Biz üç türlüsünü saptayabildik. Birincisi, inananlara göre... Tanrı meleklerine kullarının yaptıkları iyi ve kötü davranışlarını kaydettirir. İkincisi, Türkiye gibi “kayıt” üzerine kurulu olan devletler yurttaşları hakkında tutar. Sonuncusu ise seçmenin yaklaşımı ve düşüncesiyle oluşur.
Amel defterinden bahsediyoruz. Herkes en çok neyi önemsiyorsa ona dikkat eder. Ancak AKP iktidarının ekonomik, siyasi amel defteri eksilerle dolmaya başladı.
Ekonomik veriler iyi değil. Emekli, emekçi, işçi, memur can derdinde yaşamaya çalışıyor.
Dış politika, ciddi zorluklarla sınanıyor. Hakan Fidan’ın işi her geçen gün zorlaşıyor. En son, bir daha YPG’yi tehdit etmek zorunda kaldı.
Bunlar bilinenler. Asıl konumuza dönelim: Siyaset.

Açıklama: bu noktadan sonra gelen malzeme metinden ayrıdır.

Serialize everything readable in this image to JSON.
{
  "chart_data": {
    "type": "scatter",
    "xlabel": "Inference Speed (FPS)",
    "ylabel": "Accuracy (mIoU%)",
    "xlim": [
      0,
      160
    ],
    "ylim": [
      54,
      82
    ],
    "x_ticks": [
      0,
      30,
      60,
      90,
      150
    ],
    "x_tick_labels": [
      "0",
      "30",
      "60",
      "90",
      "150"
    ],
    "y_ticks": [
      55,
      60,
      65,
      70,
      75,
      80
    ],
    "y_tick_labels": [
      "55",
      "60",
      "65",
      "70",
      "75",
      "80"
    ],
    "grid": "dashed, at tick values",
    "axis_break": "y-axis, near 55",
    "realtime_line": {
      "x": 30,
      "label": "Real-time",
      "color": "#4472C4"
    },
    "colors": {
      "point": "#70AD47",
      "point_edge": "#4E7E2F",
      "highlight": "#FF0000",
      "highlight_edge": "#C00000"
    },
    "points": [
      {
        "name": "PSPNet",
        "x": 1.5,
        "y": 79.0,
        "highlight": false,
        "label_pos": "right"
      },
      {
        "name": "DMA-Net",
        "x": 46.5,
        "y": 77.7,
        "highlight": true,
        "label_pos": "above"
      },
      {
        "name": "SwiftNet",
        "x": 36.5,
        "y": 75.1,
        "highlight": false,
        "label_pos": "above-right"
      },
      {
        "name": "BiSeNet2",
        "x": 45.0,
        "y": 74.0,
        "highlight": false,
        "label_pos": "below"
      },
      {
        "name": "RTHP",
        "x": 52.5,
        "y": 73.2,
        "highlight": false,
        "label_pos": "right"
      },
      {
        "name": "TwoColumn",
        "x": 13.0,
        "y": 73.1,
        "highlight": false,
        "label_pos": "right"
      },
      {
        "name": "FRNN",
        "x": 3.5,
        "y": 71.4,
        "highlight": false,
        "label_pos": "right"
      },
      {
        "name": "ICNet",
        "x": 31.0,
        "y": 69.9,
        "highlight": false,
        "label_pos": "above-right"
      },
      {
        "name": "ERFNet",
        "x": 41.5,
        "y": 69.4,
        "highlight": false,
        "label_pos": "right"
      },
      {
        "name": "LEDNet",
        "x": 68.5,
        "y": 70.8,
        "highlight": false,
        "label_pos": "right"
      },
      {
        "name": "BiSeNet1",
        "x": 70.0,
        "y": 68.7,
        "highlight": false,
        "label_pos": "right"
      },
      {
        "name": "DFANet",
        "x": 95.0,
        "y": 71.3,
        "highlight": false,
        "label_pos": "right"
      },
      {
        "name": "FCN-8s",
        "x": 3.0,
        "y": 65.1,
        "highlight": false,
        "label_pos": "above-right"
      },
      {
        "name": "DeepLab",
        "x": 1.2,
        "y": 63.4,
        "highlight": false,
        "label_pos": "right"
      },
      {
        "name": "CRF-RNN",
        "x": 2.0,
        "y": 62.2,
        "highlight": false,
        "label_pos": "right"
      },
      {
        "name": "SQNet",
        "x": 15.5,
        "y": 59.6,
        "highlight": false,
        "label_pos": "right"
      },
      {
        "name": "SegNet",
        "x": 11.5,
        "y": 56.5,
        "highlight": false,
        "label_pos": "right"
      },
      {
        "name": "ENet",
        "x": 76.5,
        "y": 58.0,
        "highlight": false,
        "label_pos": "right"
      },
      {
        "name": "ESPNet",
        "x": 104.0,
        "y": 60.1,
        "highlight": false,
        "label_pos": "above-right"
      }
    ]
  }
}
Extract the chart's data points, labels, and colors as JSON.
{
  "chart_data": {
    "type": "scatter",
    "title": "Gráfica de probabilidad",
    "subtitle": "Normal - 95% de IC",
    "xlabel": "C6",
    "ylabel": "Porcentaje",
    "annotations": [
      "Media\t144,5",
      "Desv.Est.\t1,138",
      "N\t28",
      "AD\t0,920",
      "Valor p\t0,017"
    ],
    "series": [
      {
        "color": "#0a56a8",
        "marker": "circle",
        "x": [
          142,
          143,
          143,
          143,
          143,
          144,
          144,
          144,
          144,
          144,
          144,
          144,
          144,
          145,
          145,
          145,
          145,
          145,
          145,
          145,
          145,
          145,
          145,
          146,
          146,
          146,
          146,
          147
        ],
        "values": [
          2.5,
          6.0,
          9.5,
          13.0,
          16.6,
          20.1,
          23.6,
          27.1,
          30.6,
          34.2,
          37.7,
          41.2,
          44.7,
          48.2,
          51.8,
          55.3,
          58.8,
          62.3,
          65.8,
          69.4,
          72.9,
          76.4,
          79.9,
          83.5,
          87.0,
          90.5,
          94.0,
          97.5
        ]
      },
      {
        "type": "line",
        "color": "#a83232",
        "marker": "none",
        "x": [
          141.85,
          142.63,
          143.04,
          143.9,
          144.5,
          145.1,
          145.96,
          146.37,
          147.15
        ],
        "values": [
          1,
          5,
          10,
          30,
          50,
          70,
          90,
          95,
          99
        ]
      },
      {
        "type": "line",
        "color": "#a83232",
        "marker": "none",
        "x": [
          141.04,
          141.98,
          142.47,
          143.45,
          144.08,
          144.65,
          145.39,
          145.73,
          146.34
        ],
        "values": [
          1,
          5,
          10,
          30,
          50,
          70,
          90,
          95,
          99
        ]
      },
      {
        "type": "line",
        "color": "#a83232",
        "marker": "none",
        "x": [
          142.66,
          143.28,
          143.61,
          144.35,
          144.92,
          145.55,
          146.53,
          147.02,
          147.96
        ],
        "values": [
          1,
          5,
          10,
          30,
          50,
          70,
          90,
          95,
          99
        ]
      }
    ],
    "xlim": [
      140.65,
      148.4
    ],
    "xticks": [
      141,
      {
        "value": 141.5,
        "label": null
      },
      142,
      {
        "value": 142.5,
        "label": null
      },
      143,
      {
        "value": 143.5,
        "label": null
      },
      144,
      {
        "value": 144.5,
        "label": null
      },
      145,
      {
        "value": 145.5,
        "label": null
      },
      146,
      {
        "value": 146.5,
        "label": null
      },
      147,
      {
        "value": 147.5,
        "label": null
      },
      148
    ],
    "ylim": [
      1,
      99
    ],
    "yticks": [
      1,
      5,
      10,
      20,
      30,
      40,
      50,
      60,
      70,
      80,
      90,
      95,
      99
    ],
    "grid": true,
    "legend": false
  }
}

Cumhurbaşkanı Erdoğan’ın yeniden aday olması yasal açıdan olanaklı değil. AKP’nin bir bölümü bunu ciddi sorun olarak görüyor. Büyük bir bölümü ise tavan yapmış özgüvenleriyle “Biz her şeyi yaparız” mantığını güdüyor. İstanbul Büyükşehir Belediye Başkanı Ekrem İmamoğlu’nun aday olma olasılığı, AKP’de karabasan etkisi yapmıştı, işe diplomasını iptal etmekle başladılar. Erdoğan, İmamoğlu ile siyaseten yarışmayı göze alamadı. Çünkü üç seçimde yenildi. İmamoğlu hakkında yürütülen soruşturma seçmen açısından çoktan anlamsızlaşmıştı zaten. CHP lideri Özel, dün soruşturmayı fiilen çökertti. Bu saatten sonra bu soruşturmada ne yapılırsa yapılsın, tarihe zulüm olarak geçecektir.
CHP kurultayının iptali konusunda girilen yol da aynıdır. Hukuki ayrıntısından çok, ekonomik boyutu Türkiye’yi yakabilecek düzeyde. İş Bankası Genel Müdürü Hakan Aran, bir toplantıda, 19 Mart dönemini ekonomik program ve enflasyonla mücadele açısından “kesinti” olarak niteledi. Özel gibi “darbe” diyemez tabii ki. Şurası çok açık ve net ki CHP kurultayına ilişkin aklı, mantığı, hukuku zorlayan bir karar; ister “kesinti” deyin, ister “darbe”, ekonomiyi daha da ağır yaralı hale getirir. Bu davalar da çökmüştür.
CHP’nin kurultay sürecini başlattığını da unutmamak lazım. Yenilenmiş kadrolar genel merkezle daha uyumlu çalışırsa siyaset biraz daha hareketlenebilir. Çerçioğlu’nun AKP’ye transfer edilmesine geçelim. Bu inanılmaz bir çelişkidir. Erdoğan, karaladığı, suçladığı CHP’li belediyelerden birine kurtuluş için sarıldı. Bu katılım, Erdoğan ve partisinin ne kadar zor durumda olduğunun da kanıtı. Önceki gün gençlerle yapılan toplantıda da görüldü, Erdoğan artık boş salonlara konuşuyor. Az sayıda partili genç, çok bağırarak yetersizliği örtmeye çalışıyordu.
AKP’deki erimenin önlenmesi için CHP üzerine orantısız, kuralsız yürümesi bir başka soruna daha yol açıyor. Ortağı Bahçeli’nin başlattığı “terörsüz Türkiye” yaklaşımı da çıkmaza doğru yol alıyor. Bahçeli’ye yakın isimlerin son açıklama ve yazıları bunun işaretlerini vermeye başladı. Geçmişte Bahçeli ile uzun yıllar birebir çalışmış bir politikacı, “Devlet Bey, büyük risk aldı. Bunu seçmenine anlatabilmesi ve siyasi faydaya dönüştürebilmesi gerek. AKP kendini kurtarmaya çalışırken MHP’ye de zarar veriyor” değerlendirmesini yapıyor.
İktidarın siyasi amel defteri, kendisini seçimde kurtarabilecek mi, göreceğiz.